Setelah melakukan kajian dan telaah hukum, laporan pelanggaran administrasi dan tindak pidana pemilihan yang dilakukan Vicente Hornai Gonsalves diduga melanggar Pasal 184 Undang-Undang Nomor 10 Tahun 2016 tentang Perubahan Kedua Atas Undang-Undang Nomor 1 Tahun Tahun 2015 tentang

Penetapan Peraturan Pemerintah Pengganti Undang-Undang Nomor 1 Tahun 2015 tentang Pemilihan Gubernur, Bupati, dan Wali Kota (UU Pilkada).

Selanjutnya, laporan tersebut ditindaklanjuti hingga ke proses penyidikan Polres Belu. Namun sampai batas akhir penyidikan, Vicente Hornai Gonsalves tidak kooperatif setelah dilakukan pemanggilan selama tiga kali.

"Setelah diadakan pencarian oleh penyidik, terlapor (Vicente Hornai Gonsalves) juga tidak ditemukan," ujar Christafora di Ruang Sidang Pleno, Gedung I MK, Jakarta, Kamis (23/1).

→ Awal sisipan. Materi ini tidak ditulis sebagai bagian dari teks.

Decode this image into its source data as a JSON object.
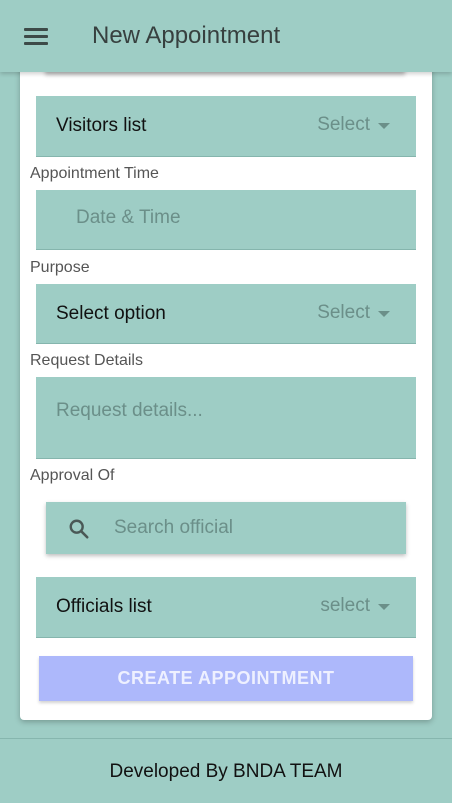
{
  "header": {
    "title": "New Appointment",
    "menu_icon": "menu-icon"
  },
  "form": {
    "visitors_list": {
      "label": "Visitors list",
      "select_text": "Select"
    },
    "appointment_time": {
      "label": "Appointment Time",
      "placeholder": "Date & Time"
    },
    "purpose": {
      "label": "Purpose",
      "field_label": "Select option",
      "select_text": "Select"
    },
    "request_details": {
      "label": "Request Details",
      "placeholder": "Request details..."
    },
    "approval_of": {
      "label": "Approval Of",
      "search_placeholder": "Search official",
      "search_icon": "search-icon"
    },
    "officials_list": {
      "label": "Officials list",
      "select_text": "select"
    },
    "create_button": "CREATE APPOINTMENT"
  },
  "footer": {
    "text": "Developed By BNDA TEAM"
  },
  "colors": {
    "primary": "#9ecdc5",
    "button": "#adb8fb",
    "card": "#ffffff"
  }
}
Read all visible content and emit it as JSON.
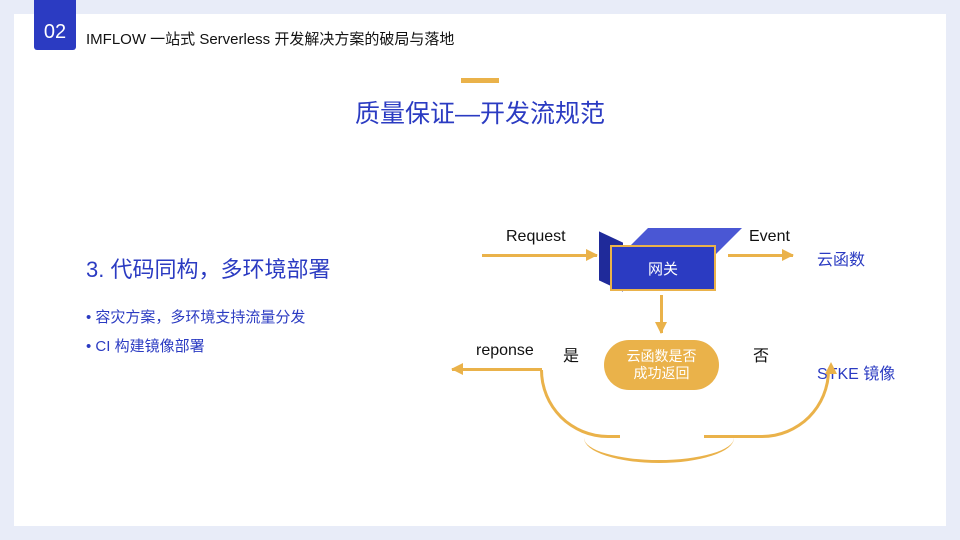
{
  "header": {
    "section_number": "02",
    "title": "IMFLOW 一站式 Serverless 开发解决方案的破局与落地"
  },
  "main_title": "质量保证—开发流规范",
  "subtitle": "3. 代码同构，多环境部署",
  "bullets": [
    "容灾方案，多环境支持流量分发",
    "CI 构建镜像部署"
  ],
  "diagram": {
    "gateway": "网关",
    "request_label": "Request",
    "event_label": "Event",
    "cloud_function": "云函数",
    "decision_line1": "云函数是否",
    "decision_line2": "成功返回",
    "yes_label": "是",
    "no_label": "否",
    "response_label": "reponse",
    "stke_label": "STKE 镜像"
  }
}
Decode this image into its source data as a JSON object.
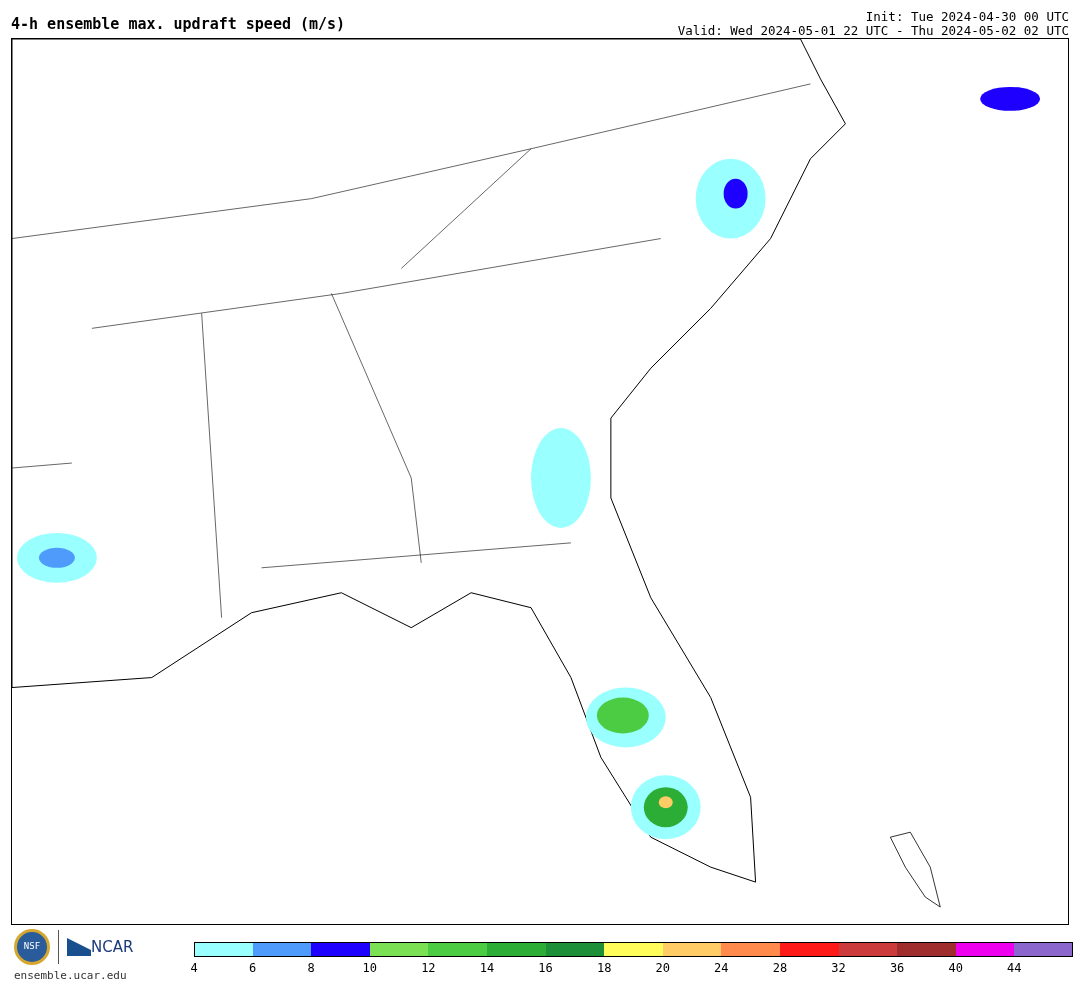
{
  "title": "4-h ensemble max. updraft speed (m/s)",
  "init": "Init: Tue 2024-04-30 00 UTC",
  "valid": "Valid: Wed 2024-05-01 22 UTC - Thu 2024-05-02 02 UTC",
  "logos": {
    "nsf": "NSF",
    "ncar": "NCAR",
    "site": "ensemble.ucar.edu"
  },
  "colorbar": [
    {
      "label": "4",
      "color": "#99ffff"
    },
    {
      "label": "6",
      "color": "#4f9bfb"
    },
    {
      "label": "8",
      "color": "#1e00ff"
    },
    {
      "label": "10",
      "color": "#7be054"
    },
    {
      "label": "12",
      "color": "#4bcc42"
    },
    {
      "label": "14",
      "color": "#2bad36"
    },
    {
      "label": "16",
      "color": "#1d8f39"
    },
    {
      "label": "18",
      "color": "#fffd5c"
    },
    {
      "label": "20",
      "color": "#ffcc66"
    },
    {
      "label": "24",
      "color": "#ff8a4b"
    },
    {
      "label": "28",
      "color": "#ff1a1a"
    },
    {
      "label": "32",
      "color": "#cc3b3b"
    },
    {
      "label": "36",
      "color": "#a02d2d"
    },
    {
      "label": "40",
      "color": "#ee00ee"
    },
    {
      "label": "44",
      "color": "#8b66cc"
    }
  ]
}
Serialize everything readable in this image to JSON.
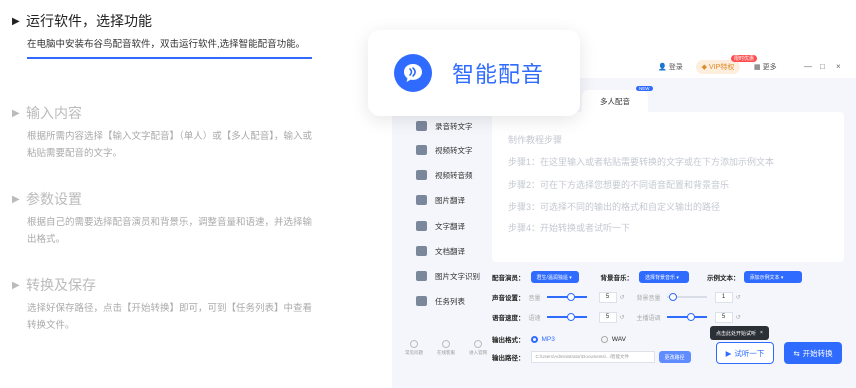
{
  "steps": [
    {
      "title": "运行软件，选择功能",
      "desc": "在电脑中安装布谷鸟配音软件，双击运行软件,选择智能配音功能。"
    },
    {
      "title": "输入内容",
      "desc": "根据所需内容选择【输入文字配音】（单人）或【多人配音】，输入或粘贴需要配音的文字。"
    },
    {
      "title": "参数设置",
      "desc": "根据自己的需要选择配音演员和背景乐，调整音量和语速，并选择输出格式。"
    },
    {
      "title": "转换及保存",
      "desc": "选择好保存路径，点击【开始转换】即可，可到【任务列表】中查看转换文件。"
    }
  ],
  "card": {
    "title": "智能配音",
    "logo_icon": "voice-bubble-icon"
  },
  "titlebar": {
    "login": "登录",
    "vip": "VIP特权",
    "vip_badge": "限时优惠",
    "more": "更多",
    "minimize": "—",
    "maximize": "□",
    "close": "×"
  },
  "tabs": {
    "multi": "多人配音",
    "multi_badge": "NEW"
  },
  "sidebar": {
    "items": [
      "录音转文字",
      "视频转文字",
      "视频转音频",
      "图片翻译",
      "文字翻译",
      "文档翻译",
      "图片文字识别",
      "任务列表"
    ],
    "footer": [
      "常见问题",
      "在线客服",
      "进入官网"
    ]
  },
  "textarea": {
    "lines": [
      "制作教程步骤",
      "步骤1：在这里输入或者粘贴需要转换的文字或在下方添加示例文本",
      "步骤2：可在下方选择您想要的不同语音配置和背景音乐",
      "步骤3：可选择不同的输出的格式和自定义输出的路径",
      "步骤4：开始转换或者试听一下"
    ]
  },
  "settings": {
    "actor_label": "配音演员：",
    "actor_value": "君生/温润独遥 ▾",
    "bgm_label": "背景音乐：",
    "bgm_value": "选择背景音乐 ▾",
    "sample_label": "示例文本：",
    "sample_value": "添加示例文本 ▾",
    "volume_label": "声音设置：",
    "volume_sub": "音量",
    "volume_value": "5",
    "bg_volume_sub": "背景音量",
    "bg_volume_value": "1",
    "speed_label": "语音速度：",
    "speed_sub": "语速",
    "speed_value": "5",
    "pitch_sub": "主播语调",
    "pitch_value": "5",
    "format_label": "输出格式：",
    "format_mp3": "MP3",
    "format_wav": "WAV",
    "path_label": "输出路径：",
    "path_value": "C:\\Users\\Administrator\\Documents\\...\\智能文件",
    "path_button": "更改路径"
  },
  "tooltip": {
    "text": "点击此处开始试听",
    "close": "×"
  },
  "buttons": {
    "trial": "试听一下",
    "start": "开始转换"
  },
  "colors": {
    "accent": "#2f6bff"
  }
}
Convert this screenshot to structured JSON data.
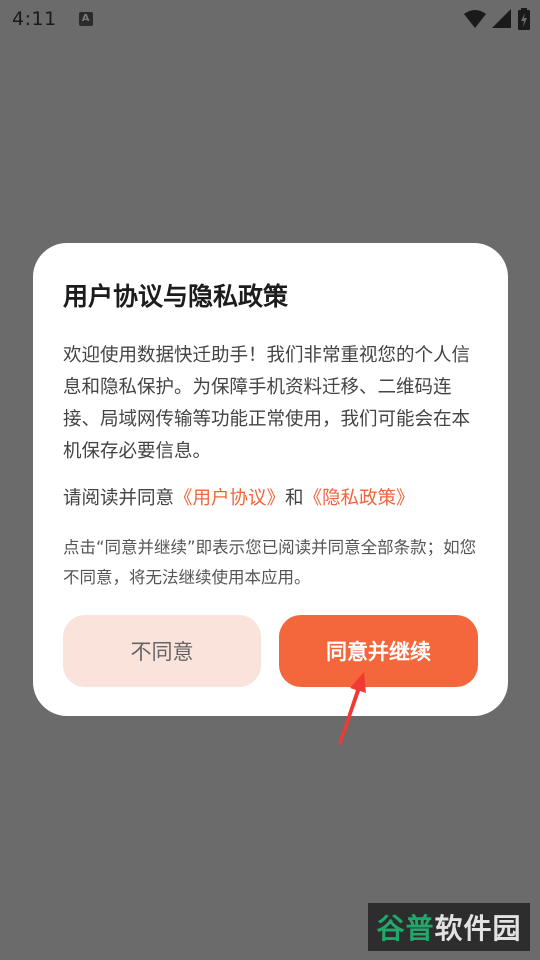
{
  "status_bar": {
    "time": "4:11",
    "icons": [
      "a-icon",
      "wifi-icon",
      "signal-icon",
      "battery-charging-icon"
    ]
  },
  "dialog": {
    "title": "用户协议与隐私政策",
    "body": "欢迎使用数据快迁助手！我们非常重视您的个人信息和隐私保护。为保障手机资料迁移、二维码连接、局域网传输等功能正常使用，我们可能会在本机保存必要信息。",
    "prompt_prefix": "请阅读并同意",
    "user_agreement_link": "《用户协议》",
    "prompt_and": "和",
    "privacy_policy_link": "《隐私政策》",
    "note": "点击“同意并继续”即表示您已阅读并同意全部条款；如您不同意，将无法继续使用本应用。",
    "disagree_label": "不同意",
    "agree_label": "同意并继续"
  },
  "watermark": {
    "part1": "谷普",
    "part2": "软件园"
  },
  "colors": {
    "accent": "#f4663b",
    "link": "#f0653b",
    "disagree_bg": "#fae3da",
    "overlay": "#6b6b6b"
  }
}
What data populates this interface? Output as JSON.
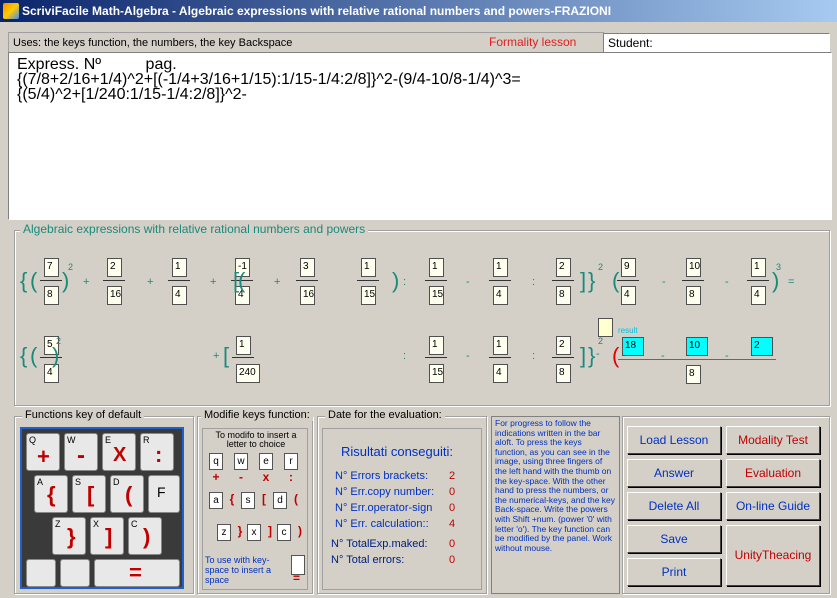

Bawaslu Kabupaten Belu bersama Sentra Penegakkan Hukum Terpadu (Gakkumdu) akhirnya tidak dapat menetapkan calon bupati nomor urut 1 itu sebagai tersangka, karena Vicente Hornai Gonsalves tidak mau dimintai keterangan.

Namun dalam penanganan pihaknya, mereka menyimpulkan Vicente Hornai Gonsalves diduga melakukan pelanggaran terhadap tata cara, prosedur, dan mekanisme dalam tahapan pendaftaran pasangan calon.

"Sehingga Bawaslu Kabupaten Belu mengeluarkan rekomendasi pelanggaran administrasi pemilihan kepada KPU Kabupaten Belu untuk ditindaklanjuti sesuai peraturan perundang-undangan yang berlaku," ujar Christafora.

"KPU Kabupaten Belu menindaklanjuti rekomendasi Bawaslu Kabupaten Belu dengan menyatakan pelanggaran administrasi hasil kajian Bawaslu Kabupaten Belu terbukti sebagai pelanggaran administrasi pemilihan yang dilakukan oleh calon wakil bupati atas nama Vicente Hornai Gonsalves. Sehingga tidak tepat rekomendasi ditujukan kepada KPU Kabupaten Belu, karena prosedur formal dalam tahapan pencalonan dilaksanakan sesuai tata cara, prosedur, dan mekanisme," sambungnya.

Syarat Terpenuhi

Sementara, Komisi Pemilihan Umum (KPU) Kabupaten Belu sebagai Termohon menyampaikan, pasangan calon nomor urut 1 Willybrodus Lay-Vicente Hornai Gonsalves telah memenuhi syarat dalam kepesertaannya di Pilbup Kabupaten Belu.

Kuasa hukum Termohon, Thomas Mauritius Djawa menyampaikan, KPU Kabupaten Belu tak melewatkan satupun proses selama proses pendaftaran, verifikasi dokumen, hingga penetapan pasangan calon dalam Pilbup Kabupaten Belu.

Selama proses penelitian dokumen dan verifikasi administrasi, KPU Kabupaten Belu tidak menemukan pasangan calon yang tidak memenuhi syarat. Khususnya terkait dalil keikutsertaan Vicente Hornai Gonsalves sebagai calon wakil bupati, permohonan Pemohon tidaklah beralasan menurut hukum.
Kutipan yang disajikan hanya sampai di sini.